The AT table 104 includes AT0 to AT3 to manage the data areas 0 to 3, respectively. The number of entries managed by AT0 to AT3 matches the number of blocks, and has a physical address and an allocation flag corresponding to each logical address. The allocation flag is a flag for identifying whether valid data is allocated to the physical address.
The ATI information 103 has a physical address in which AT0 to AT3 are recorded and its allocation flag.
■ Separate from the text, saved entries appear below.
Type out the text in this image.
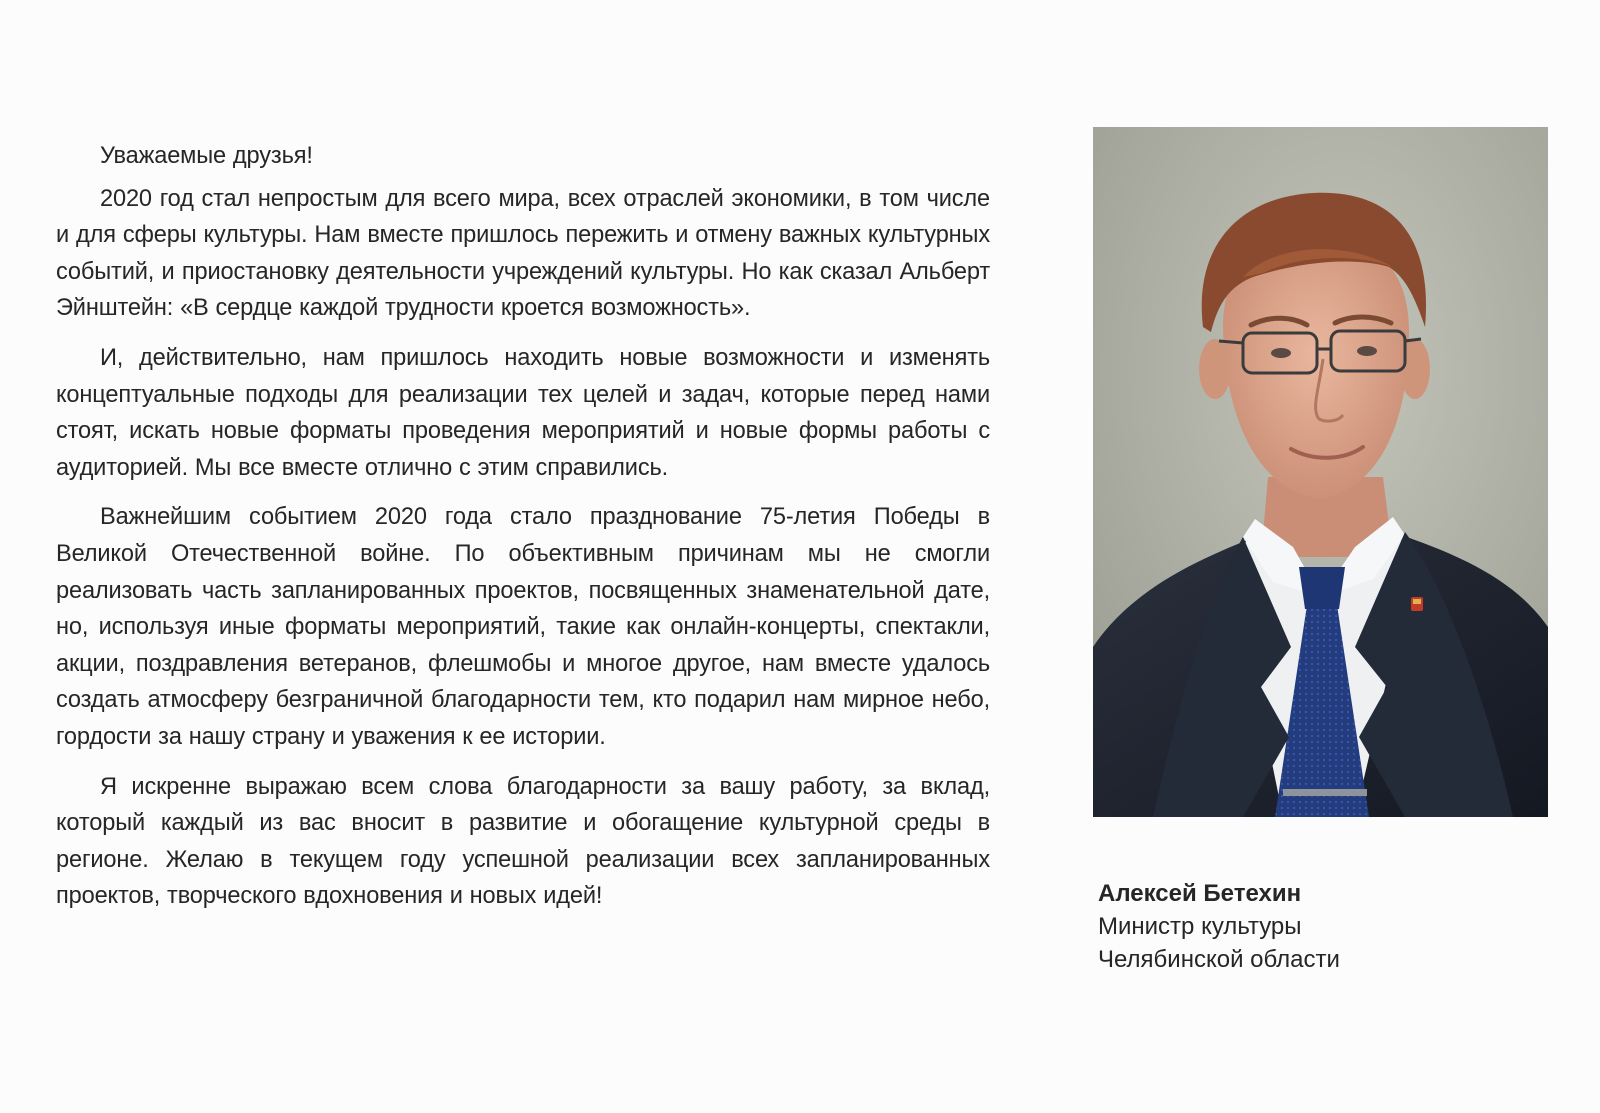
Уважаемые друзья!

2020 год стал непростым для всего мира, всех отраслей экономики, в том числе и для сферы культуры. Нам вместе пришлось пережить и отмену важных культурных событий, и приостановку деятельности учреждений культуры. Но как сказал Альберт Эйнштейн: «В сердце каждой трудности кроется возможность».

И, действительно, нам пришлось находить новые возможности и изменять концептуальные подходы для реализации тех целей и задач, которые перед нами стоят, искать новые форматы проведения мероприятий и новые формы работы с аудиторией. Мы все вместе отлично с этим справились.

Важнейшим событием 2020 года стало празднование 75-летия Победы в Великой Отечественной войне. По объективным причинам мы не смогли реализовать часть запланированных проектов, посвященных знаменательной дате, но, используя иные форматы мероприятий, такие как онлайн-концерты, спектакли, акции, поздравления ветеранов, флешмобы и многое другое, нам вместе удалось создать атмосферу безграничной благодарности тем, кто подарил нам мирное небо, гордости за нашу страну и уважения к ее истории.

Я искренне выражаю всем слова благодарности за вашу работу, за вклад, который каждый из вас вносит в развитие и обогащение культурной среды в регионе. Желаю в текущем году успешной реализации всех запланированных проектов, творческого вдохновения и новых идей!	Алексей Бетехин
Министр культуры
Челябинской области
  A write operation of the memory card configured as described above will be described. For example, when writing of the logical address 0 is designated from the host device, the ATI information 103 is read and the physical address information stored in the AT table 104 is obtained. Since logical address 0 to logical address 1023 are written in data area 0, it can be seen that the address conversion table corresponding to logical address 0 is stored in AT0. Therefore, next, AT0 is read, and an address conversion table corresponding to the data area 0 is obtained. When the allocation flag corresponding to the logical address 0 is not allocated, data is written to the physical block of the data area 0 corresponding to the logical address, and the allocation flag is allocated. If the allocation flag corresponding to the logical address 0 is allocated, the physical address number not allocated is searched from all the physical blocks corresponding to the logical addresses 0 to 1023 (for example, the physical address 10), and the physical address Data is written to the physical block in area 0 corresponding to number 10. Further, the physical address number corresponding to the logical address 0 of AT0 is updated (the physical address 0 is updated to the physical address 10), and the physical block corresponding to the logical address 0 already allocated in the data area 0 is erased. By performing such processing, a leveling function can be realized. The above is the basic operation of writing to the memory card. At the time of overwriting, updating of the AT table and writing of data occur.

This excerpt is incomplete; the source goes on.